39
December, normally a month of mounting
excitement, was relatively quiet after the uproar of November.
Peace returned to Edinburgh: The press follow-up of the Yobatu
arrest was deflected by a simple statement that the person
interviewed had been eliminated from the enquiry. The officers in
the search team were told that Yobatu was hopelessly insane, and
that the arrest was not to be discussed with anyone, not even wives
or partners. The vigils in the Royal Mile were continued for a
time, but were scaled down, and eventually stopped, although a
public pretence was maintained that they were still continuing at
an appropriate level. ventually, with other, newer stories to
entice them, and with no further killings, the media lost
interest.
The loss of Yobatu, and the unscratched itch, still
rankled with Skinner, but four things happened to make them more
bearable for him.
First, Sarah and Alex were joint belles of the
annual CID dance - never referred to as a ball. The doctor’s
arrival on the ACC’s arm finally allowed the force to discuss in
public what it had been discussing in private for weeks.

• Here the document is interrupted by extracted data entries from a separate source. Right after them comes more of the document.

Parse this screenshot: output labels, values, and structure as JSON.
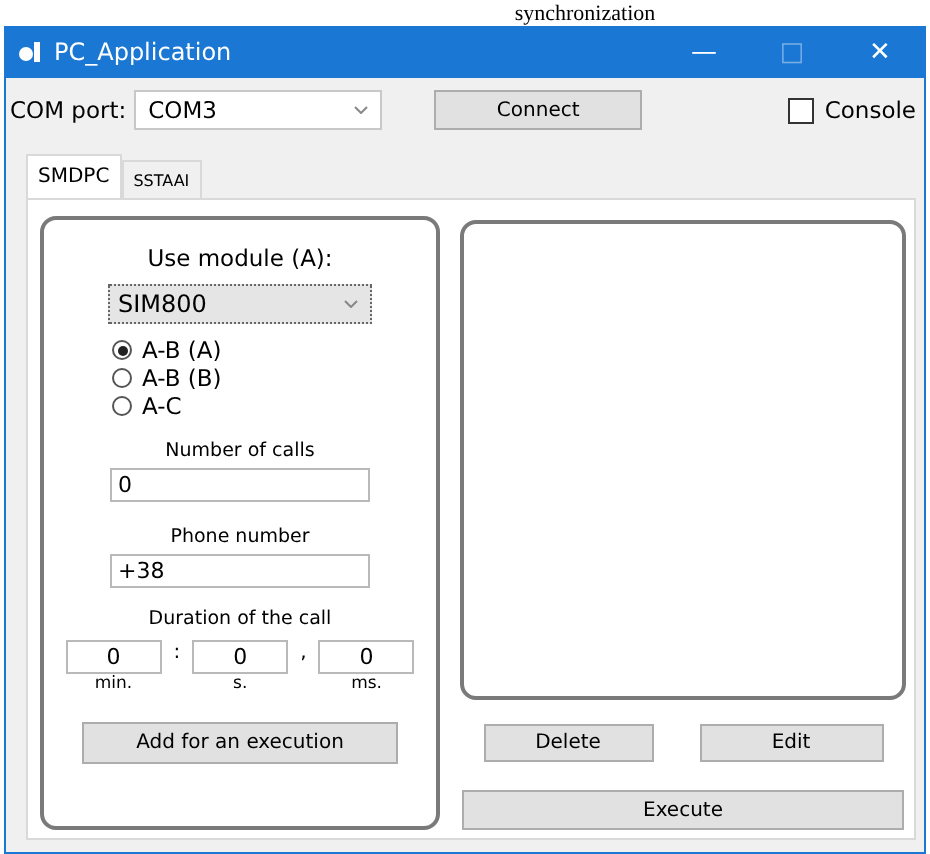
{
  "page_heading": "synchronization",
  "window": {
    "title": "PC_Application",
    "controls": [
      "—",
      "□",
      "✕"
    ]
  },
  "toolbar": {
    "port_label": "COM port:",
    "port_value": "COM3",
    "connect": "Connect",
    "console": {
      "label": "Console",
      "checked": false
    }
  },
  "tabs": [
    {
      "label": "SMDPC",
      "selected": true
    },
    {
      "label": "SSTAAI",
      "selected": false
    }
  ],
  "form": {
    "module_label": "Use module (A):",
    "module_value": "SIM800",
    "routes": [
      {
        "label": "A-B (A)",
        "selected": true
      },
      {
        "label": "A-B (B)",
        "selected": false
      },
      {
        "label": "A-C",
        "selected": false
      }
    ],
    "calls_label": "Number of calls",
    "calls_value": "0",
    "phone_label": "Phone number",
    "phone_value": "+38",
    "duration_label": "Duration of the call",
    "duration": [
      {
        "value": "0",
        "unit": "min."
      },
      {
        "value": "0",
        "unit": "s."
      },
      {
        "value": "0",
        "unit": "ms."
      }
    ],
    "separators": [
      ":",
      ","
    ],
    "add": "Add for an execution"
  },
  "actions": {
    "delete": "Delete",
    "edit": "Edit",
    "execute": "Execute"
  }
}
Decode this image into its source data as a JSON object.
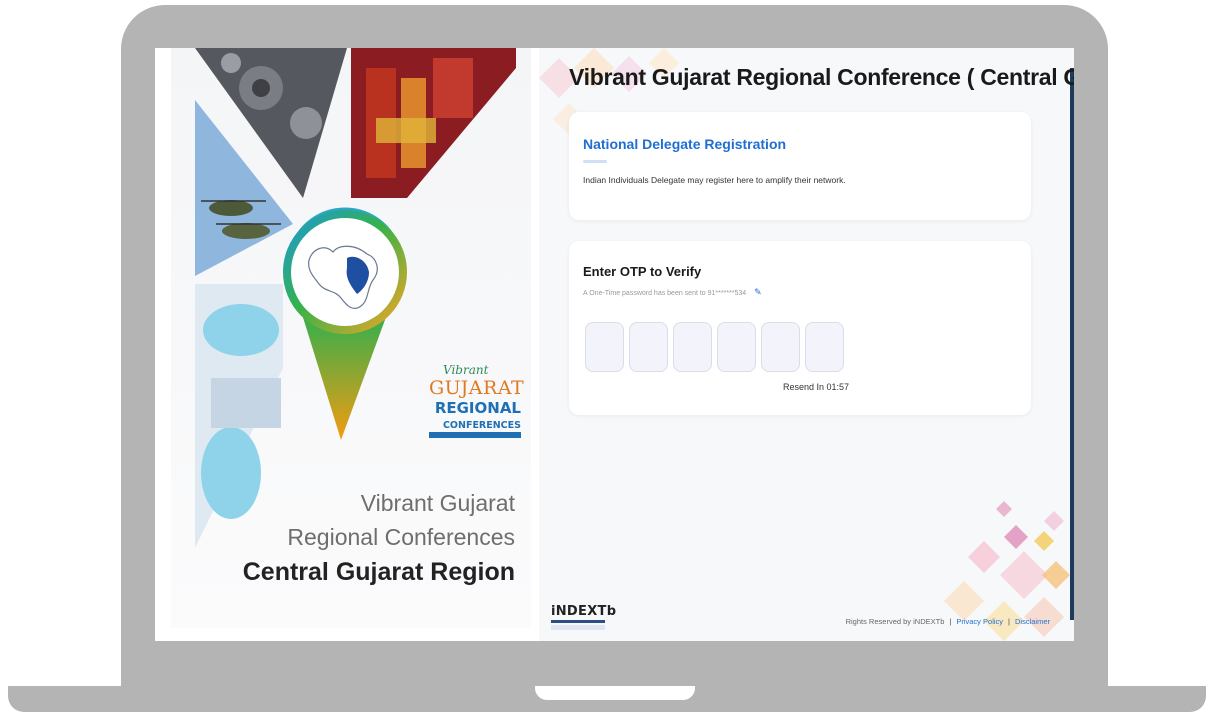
{
  "hero": {
    "logo": {
      "vibrant": "Vibrant",
      "gujarat": "GUJARAT",
      "regional": "REGIONAL",
      "conferences": "CONFERENCES"
    },
    "title_line1": "Vibrant Gujarat",
    "title_line2": "Regional Conferences",
    "title_line3": "Central Gujarat Region"
  },
  "page": {
    "title": "Vibrant Gujarat Regional Conference ( Central Gujarat )"
  },
  "registration_card": {
    "title": "National Delegate Registration",
    "description": "Indian Individuals Delegate may register here to amplify their network."
  },
  "otp_card": {
    "title": "Enter OTP to Verify",
    "subtitle": "A One-Time password has been sent to 91*******534",
    "edit_icon": "pencil-icon",
    "boxes": [
      "",
      "",
      "",
      "",
      "",
      ""
    ],
    "resend_text": "Resend In 01:57"
  },
  "footer": {
    "org_logo": "iNDEXTb",
    "rights_text": "Rights Reserved by iNDEXTb",
    "privacy_link": "Privacy Policy",
    "disclaimer_link": "Disclaimer",
    "separator": "|"
  },
  "colors": {
    "accent_blue": "#1f6fd2",
    "frame_gray": "#b4b4b4",
    "logo_orange": "#e07a1f",
    "logo_green": "#2e8b57"
  }
}
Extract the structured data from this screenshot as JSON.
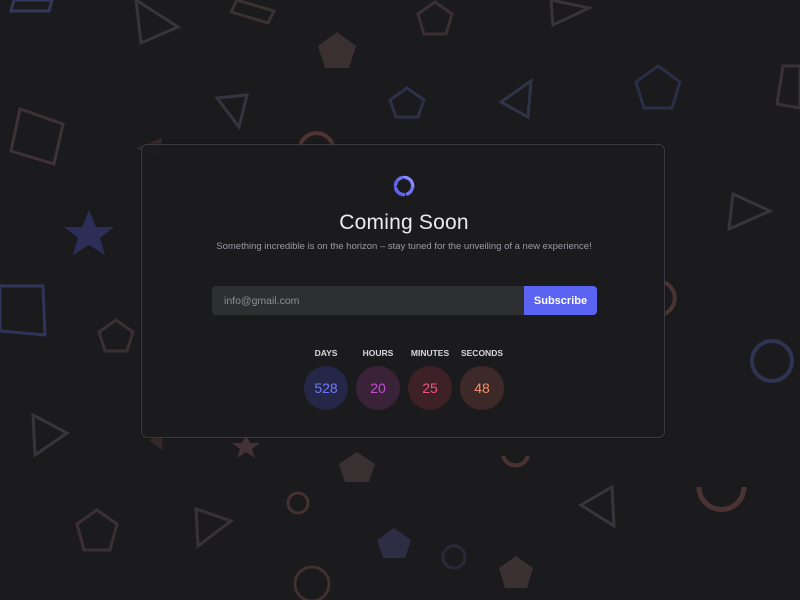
{
  "colors": {
    "background": "#1b1b1d",
    "card_border": "#3a3a40",
    "accent": "#5b63f2",
    "days": "#6d73f7",
    "hours": "#c14ad1",
    "minutes": "#ef4f89",
    "seconds": "#f48c63"
  },
  "icons": {
    "brand": "spinner-logo-icon"
  },
  "page": {
    "title": "Coming Soon",
    "subtitle": "Something incredible is on the horizon – stay tuned for the unveiling of a new experience!"
  },
  "newsletter": {
    "email_placeholder": "info@gmail.com",
    "email_value": "",
    "subscribe_label": "Subscribe"
  },
  "countdown": {
    "days_label": "DAYS",
    "days_value": "528",
    "hours_label": "HOURS",
    "hours_value": "20",
    "minutes_label": "MINUTES",
    "minutes_value": "25",
    "seconds_label": "SECONDS",
    "seconds_value": "48"
  }
}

Second, he became a member of the New Club, and
found that the institution, in its bizarre home in Princes Street,
was much less stuffy and austere than he had imagined. Quickly, he
came to appreciate its value as an information exchange, and as a
place where business could be done discreetly, if technically
against Club rules.
Third, he noted on a routine report, the pending
prosecution of one John Wilson, of Liberton, on a charge of driving
with excess alcohol in his bloodstream.
Fourth, the Lord Advocate, Lord Muckhart, resigned
suddenly and mysteriously, citing ‘personal reasons’. Later he was
forced to admit that he was involved in an adulterous relationship
with the wife of a leading Scottish politician, after the Scotsman newspaper, having received information from
an anonymous source, broke the story. ‘That,’ Skinner said to
Sarah, ‘is what I call getting even!’